Digital innovation is driving tremendous change across the education sector, improving both the quality and accessibility of education in ways that would have been unimaginable even a decade ago. Vastly improved technology and increased student dropout rates have set the stage for disruption. In the United States alone, 30% of students fail out of high school, 33% of college students require remediation, and 46% of college students fail to graduate. On the financial side, escalating tuition rates, unemployment, and massive student debt burden ($1 trillion in the US alone) are crippling our nation’s youth and have added great urgency to the situation.
Teachers, too, are facing massive challenges ranging from expanding class sizes, an increased diversity of student needs to consider, and a peer and pop culture that is not always supportive of school. Already, they are charged by society with responsibilities that range from inculcating democratic values to ensuring global competitiveness and preparing students for 21st century workforce needs.

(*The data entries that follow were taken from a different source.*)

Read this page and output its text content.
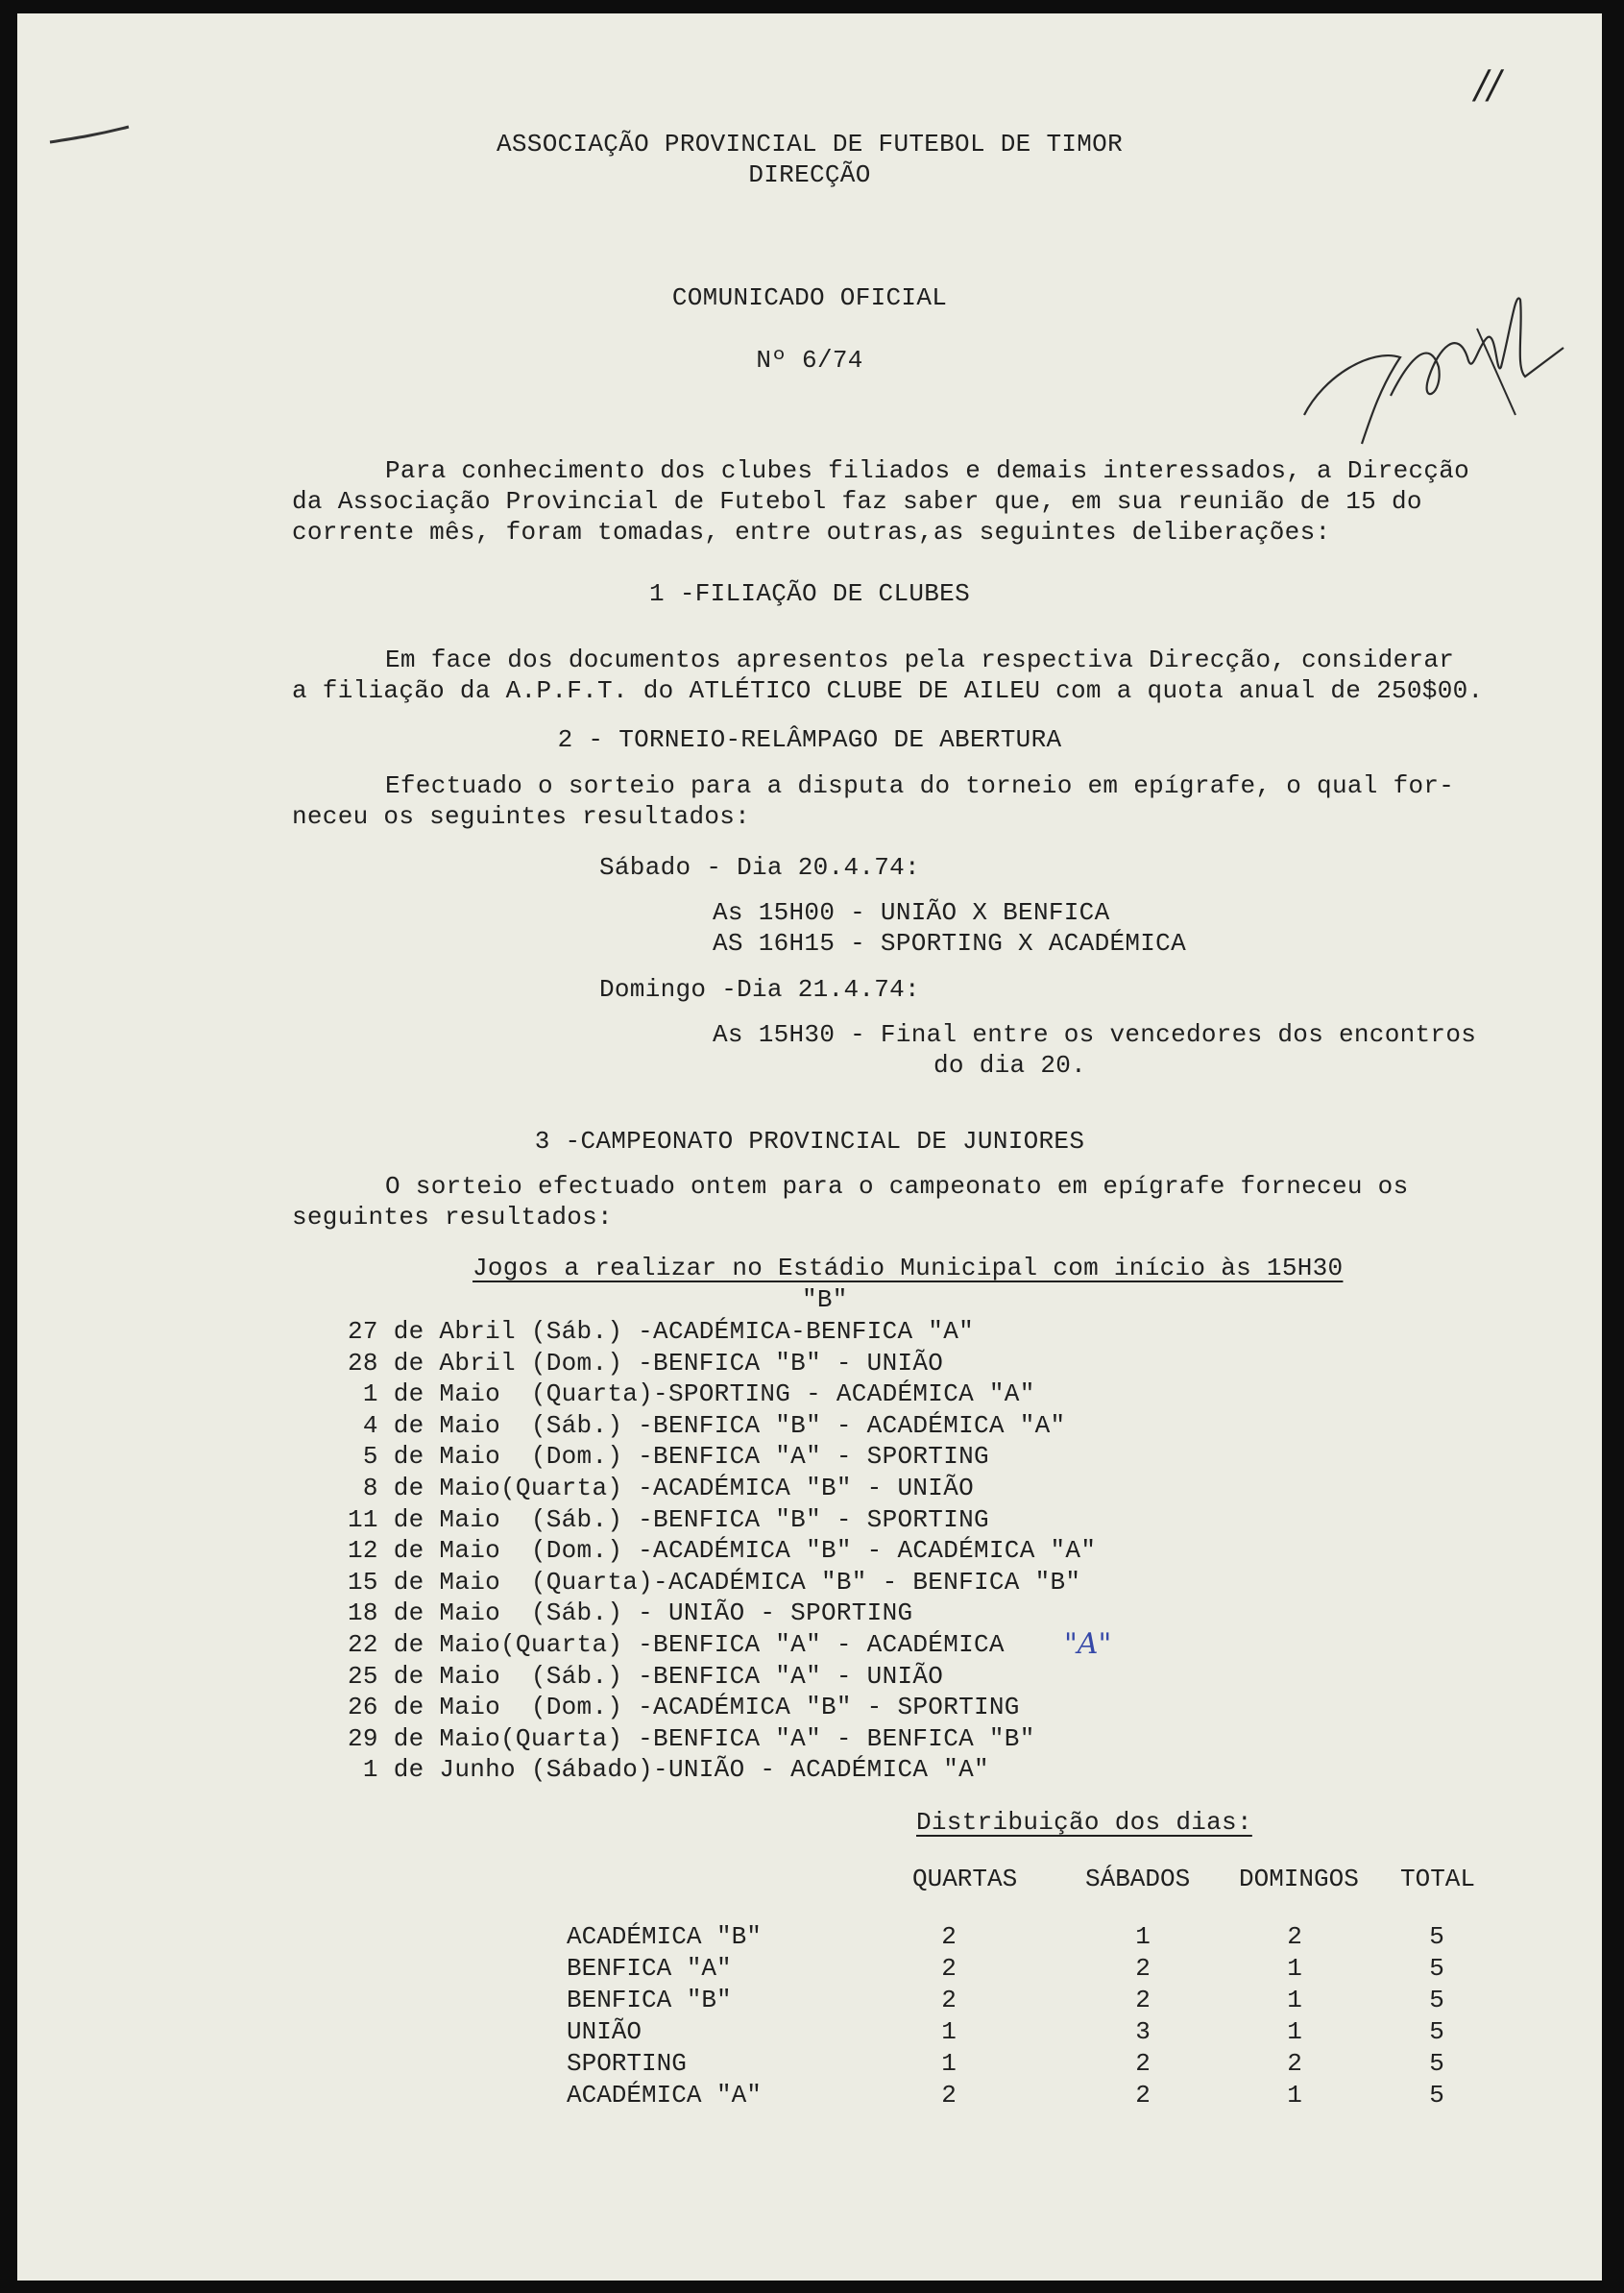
//
ASSOCIAÇÃO PROVINCIAL DE FUTEBOL DE TIMOR
DIRECÇÃO
COMUNICADO OFICIAL
Nº 6/74
Para conhecimento dos clubes filiados e demais interessados, a Direcção
da Associação Provincial de Futebol faz saber que, em sua reunião de 15 do
corrente mês, foram tomadas, entre outras,as seguintes deliberações:
1 -FILIAÇÃO DE CLUBES
Em face dos documentos apresentos pela respectiva Direcção, considerar
a filiação da A.P.F.T. do ATLÉTICO CLUBE DE AILEU com a quota anual de 250$00.
2 - TORNEIO-RELÂMPAGO DE ABERTURA
Efectuado o sorteio para a disputa do torneio em epígrafe, o qual for-
neceu os seguintes resultados:
Sábado - Dia 20.4.74:
As 15H00 - UNIÃO X BENFICA
AS 16H15 - SPORTING X ACADÉMICA
Domingo -Dia 21.4.74:
As 15H30 - Final entre os vencedores dos encontros
do dia 20.
3 -CAMPEONATO PROVINCIAL DE JUNIORES
O sorteio efectuado ontem para o campeonato em epígrafe forneceu os
seguintes resultados:
Jogos a realizar no Estádio Municipal com início às 15H30
"B"
27 de Abril (Sáb.) -ACADÉMICA-BENFICA "A"
28 de Abril (Dom.) -BENFICA "B" - UNIÃO
1 de Maio  (Quarta)-SPORTING - ACADÉMICA "A"
4 de Maio  (Sáb.) -BENFICA "B" - ACADÉMICA "A"
5 de Maio  (Dom.) -BENFICA "A" - SPORTING
8 de Maio(Quarta) -ACADÉMICA "B" - UNIÃO
11 de Maio  (Sáb.) -BENFICA "B" - SPORTING
12 de Maio  (Dom.) -ACADÉMICA "B" - ACADÉMICA "A"
15 de Maio  (Quarta)-ACADÉMICA "B" - BENFICA "B"
18 de Maio  (Sáb.) - UNIÃO - SPORTING
22 de Maio(Quarta) -BENFICA "A" - ACADÉMICA
25 de Maio  (Sáb.) -BENFICA "A" - UNIÃO
26 de Maio  (Dom.) -ACADÉMICA "B" - SPORTING
29 de Maio(Quarta) -BENFICA "A" - BENFICA "B"
1 de Junho (Sábado)-UNIÃO - ACADÉMICA "A"
"A"
Distribuição dos dias:
QUARTAS	SÁBADOS DOMINGOS TOTAL
ACADÉMICA "B"	2	1	2	5
BENFICA "A"	2	2	1	5
BENFICA "B"	2	2	1	5
UNIÃO	1	3	1	5
SPORTING	1	2	2	5
ACADÉMICA "A"	2	2	1	5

At the same time, big data is revolutionizing industries from finance to advertising to healthcare, and associated technologies like digital open content, cloud computing, augmented reality, and ubiquitous computing are amplifying its potential. It is now education’s turn for transformation. Adaptive learning — the personalization of learning content for individual student needs — has evolved to meet the needs of students, teachers, administrators and publishers. We can now envision a future where every individual has access to a world-class, personalized education.
In Knewton CEO Jose Ferreira’s blog post, Is Edtech in a Bubble? he describes the enormous ramifications of these developments:
“The shifting of education from analogue to digital is a one-time event in the history of the human race. At scale, it may have as big an effect on the world as indoor plumbing or electricity. The consequence of nearly every human being receiving as much education as she wants and her ability permits will likely transform the quality of life and global GDP within one generation. Massive pools of human talent will be unlocked. Better-educated people will raise better-educated kids. How many more great minds – future Einsteins, Curies, Da Vincis, Pasteurs, Martin Luther Kings and McCartneys – will the world produce when we can quadruple the number of high school graduates?”